Перед непроницаемостью этого лица, перед этим бегающим взглядом, чувствуя, как далек от него сын, старик на правах главы семьи невольно повысил голос. Но, подметив улыбку, которой обменялись сын с матерью, новое доказательство их соучастия в совершаемой подлости! — Леонар окончательно вышел из себя. Он гремел, неистовствовал, угрожал, что будет протестовать публично, напишет в газетах, что заклеймит их обоих, и мать и сына, в своих книгах. Эта угроза, по его мнению, была самой страшной.
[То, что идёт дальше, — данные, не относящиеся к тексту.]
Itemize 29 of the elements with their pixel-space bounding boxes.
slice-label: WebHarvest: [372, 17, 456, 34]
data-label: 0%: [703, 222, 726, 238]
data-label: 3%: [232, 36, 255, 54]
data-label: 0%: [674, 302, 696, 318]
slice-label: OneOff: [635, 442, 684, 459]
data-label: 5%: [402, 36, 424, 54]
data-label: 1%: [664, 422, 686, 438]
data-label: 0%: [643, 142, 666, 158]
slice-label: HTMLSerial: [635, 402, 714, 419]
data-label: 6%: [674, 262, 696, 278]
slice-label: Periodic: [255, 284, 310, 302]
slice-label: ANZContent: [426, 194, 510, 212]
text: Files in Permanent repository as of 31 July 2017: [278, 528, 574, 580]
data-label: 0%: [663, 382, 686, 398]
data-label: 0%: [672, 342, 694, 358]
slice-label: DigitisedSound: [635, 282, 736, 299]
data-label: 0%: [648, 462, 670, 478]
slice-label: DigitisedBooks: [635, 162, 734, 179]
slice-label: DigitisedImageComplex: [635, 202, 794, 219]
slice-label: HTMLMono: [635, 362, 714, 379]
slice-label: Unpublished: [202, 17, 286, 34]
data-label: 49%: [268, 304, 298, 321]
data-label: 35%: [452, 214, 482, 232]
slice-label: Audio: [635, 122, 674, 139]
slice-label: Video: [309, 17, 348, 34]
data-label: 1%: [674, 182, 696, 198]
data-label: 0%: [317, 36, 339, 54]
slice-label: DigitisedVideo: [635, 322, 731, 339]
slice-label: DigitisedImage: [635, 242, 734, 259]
Когда он говорил о каком-нибудь персонаже давно минувших лет: «Я заклеймил его в моих книгах!» — ему казалось, что ни одна кара не идет в сравнение с этой. Однако на обоих союзников эта угроза не подействовала. Г-жа Астье, привыкшая к ней почти так же, как к перетаскиванию сундука по коридорам, ограничилась тем, что сказала, застегивая перчатки:

— Не забывайте, что рядом все слышно.

И действительно: несмотря на закрытую дверь и спущенные портьеры, из гостиной доносился гул голосов.

С трудом сдерживая гнев, Леонар Астье протянул указательный палец к самому лицу сына и прохрипел:

— Слушай меня внимательно, Поль: если то, о чем ты говоришь, свершится, мы с тобой больше не увидимся! Я не буду у тебя на свадьбе и не желаю видеть тебя у своего смертного ложа... Ты мне больше не сын... Я запрещаю тебе переступать порог моего дома, я проклинаю тебя!

Поль, отодвинувшись, потому что палец почти дотрагивался до него, невозмутимо ответил:

— Знаете, дорогой отец, проклинать, благословлять — это уже не принято в домашнем быту. Даже в театре больше не проклинают и не благословляют.

— Но зато еще бьют, негодяй! — зарычал старик и занес руку.

Послышался гневный окрик матери: «Леонар!..» — а между тем Поль ловким приемом боксера отклонил удар так же спокойно, как если бы это происходило в зале Кейзера, и, не выпуская отведенной вниз руки отца, прошептал:

— Нет, нет, этого уж я не позволю!

Старый овернец в бешенстве пытался высвободиться, но, как он ни был еще силен, его противник оказался сильнее. И в эту страшную минуту, когда отец и сын стояли друг против друга с лицами, искаженными ненавистью, обмениваясь взглядами убийц, дверь из гостиной приоткрылась и в ней показалось младенчески добродушное, улыбающееся лицо дородной дамы, разукрашенной перьями и цветами.

— Простите, дорогой мэтр! Мне нужно вам сказать два слова... Ах, и Аделаида здесь!.. И господин Поль!.. Очаровательно!.. Божественно!.. Ох!.. Ах!.. Семейная картина!..

В самом деле, это была семейная картина, вернее, картина современной семьи, расколотой глубокой трещиной. Эта трещина проходит сверху донизу сквозь все европейское общество, подрывая принципы иерархии и авторитета, и она особенно грозна здесь, под величественным куполом дворца Мазарини, где производится оценка семейных и всяких иных традиционных добродетелей, где за них выдаются награды.